February 26, 2019


This star-studded Coen Brothers Oscar-nominated film, "The Ballad of Buster Scruggs," is a typical Coen Brothers quirky, stylistic offering. Buster, a cowboy in white on his trusty horse, Dan, clops through the opening scene, strumming and singing a lonesome ditty about water--as the majestic canyons echo back. Suddenly, Buster turns to the camera and begins to narrate. At length. In fact, he's the only one who says pretty much anything for the first 15 minutes or so. Yeah, the monologue is pretty funny, but the Coen Brothers' unique style of shocking, callous, in-your-face, "campy," bloody, mounting violence comes all too quickly. I had to shut it off. Maiming and brutal murder isn't funny. Watching a man's fingers be blown off one by one is not my idea of entertainment. Sometimes I think this is all the CBs have. None of their stories are terribly coherent or feel like a real story. They just have eye candy and mayhem. Thus endeth my review.

February 12, 2019


It was recently brought to my attention (by a young woman in discernment) that there exists on YouTube (for free) the 6 episodes of an award-winning Australian TV mini-series called "Brides of Christ." It's set in the turbulent 1960's before/after Vatican II (featuring a young Naomi Watts and Russell Crowe!)

Now. I am bringing this series to your attention NOT in order to recommend it, but rather to briefly review it, warn you and head you off at the overpass. I have been a vocation directress for a long time, and I keep abreast of the latest "discerning" trends. Young women today do tons (or tonnes) of online "research" regarding religious life, and they watch all kinds of documentaries and movies (like the heinous and completely unrealistic "Novitiate," see my review: https://hellburns.blogspot.com/2017/09/movies-novitiate.html#.XGMifjNKiM8) about nuns. Some guidance is in order.

The storyline: Some young friends attend an all-girls nun-run boarding school. Some of their teachers are young women, not much older than their students, who are in formation to become full-fledged nuns. We enter the drama on both sides and the intersecting drama of teachers and students as well. Masterfully done! So much attention to detail, camera angles, etc.

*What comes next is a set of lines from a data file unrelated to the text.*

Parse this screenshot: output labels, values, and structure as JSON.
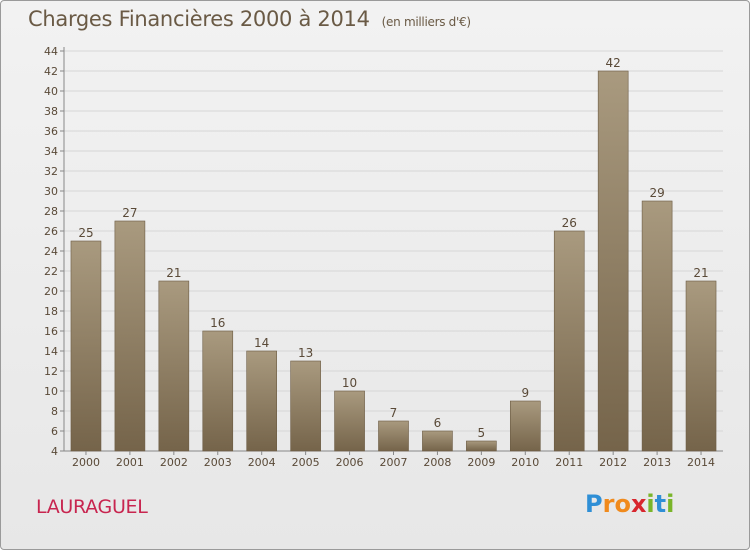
{
  "title": "Charges Financières 2000 à 2014",
  "subtitle": "(en milliers d'€)",
  "commune": "LAURAGUEL",
  "logo": {
    "letters": [
      "P",
      "r",
      "o",
      "x",
      "i",
      "t",
      "i"
    ],
    "colors": [
      "#2f8fd6",
      "#f08a1c",
      "#f08a1c",
      "#d8262e",
      "#7ab52a",
      "#2f8fd6",
      "#7ab52a"
    ]
  },
  "colors": {
    "bar_top": "#a99a7f",
    "bar_bottom": "#75644a",
    "text": "#5a4a38"
  },
  "chart_data": {
    "type": "bar",
    "categories": [
      "2000",
      "2001",
      "2002",
      "2003",
      "2004",
      "2005",
      "2006",
      "2007",
      "2008",
      "2009",
      "2010",
      "2011",
      "2012",
      "2013",
      "2014"
    ],
    "values": [
      25,
      27,
      21,
      16,
      14,
      13,
      10,
      7,
      6,
      5,
      9,
      26,
      42,
      29,
      21
    ],
    "ylim": [
      4,
      44
    ],
    "yticks": [
      4,
      6,
      8,
      10,
      12,
      14,
      16,
      18,
      20,
      22,
      24,
      26,
      28,
      30,
      32,
      34,
      36,
      38,
      40,
      42,
      44
    ],
    "grid": true,
    "data_labels": true
  }
}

"Brides of Christ" has excellent production values, stellar acting and deep insider knowledge of how the Catholic Church (and religious life) operates. I saw the name of a priest and two nuns as advisors in the credits. It goes from a very realistic moment to the next moment being "um, that would never happen," so, it's confusing. The nuns are, for the most part, genuine, lovely people, each with their unique personalities and approaches to life and religious life in particular.* However, it's fairly clear (while voicing some good arguments for healthy tradition and doctrine) that the perspective of "BoC" is a "liberal" one. Ugly moments like the shaming of a divorced Catholic, some heavy-handed (but accurate!) sex education with morality (what a concept!) and quandries about "renewal" in the convent, as well as the jettisoning, trashing and under-bus-throwing of "Humanae Vitae," all make this abundantly clear.

"Brides of Christ" is SCREAMING for Theology of the Body: not only in the 1960's setting, but in the 1991 setting of the filmmakers who only seem capable of examining the whys of Church teaching in a truly rigid, harsh, truncated, negative, legalistic, controlling, judgmental, inadequate, incomplete, impersonal way. The rudimentary elements of Church teaching are there, but not the positive, "what are we saying yes to when we say no?" abundant fleshing out. And so, it all falls miserably short. (And yet, we can still see glimpses of the beauty of order and discipline and how it benefits everyone concerned.)

Watch at your own risk of becoming misinformed and having faulty scenarios lodged forever in your cranium. I would love to "teach" this entire series by freeze-framing and commenting on the good, the bad and the preposterous. Until that becomes a reality, may I recommend reading Anne Carey's "Sister in Crisis (Revisited)"--the hands-down best chronicling of "what the heck happened" to women's religious life in the 20th-21st century.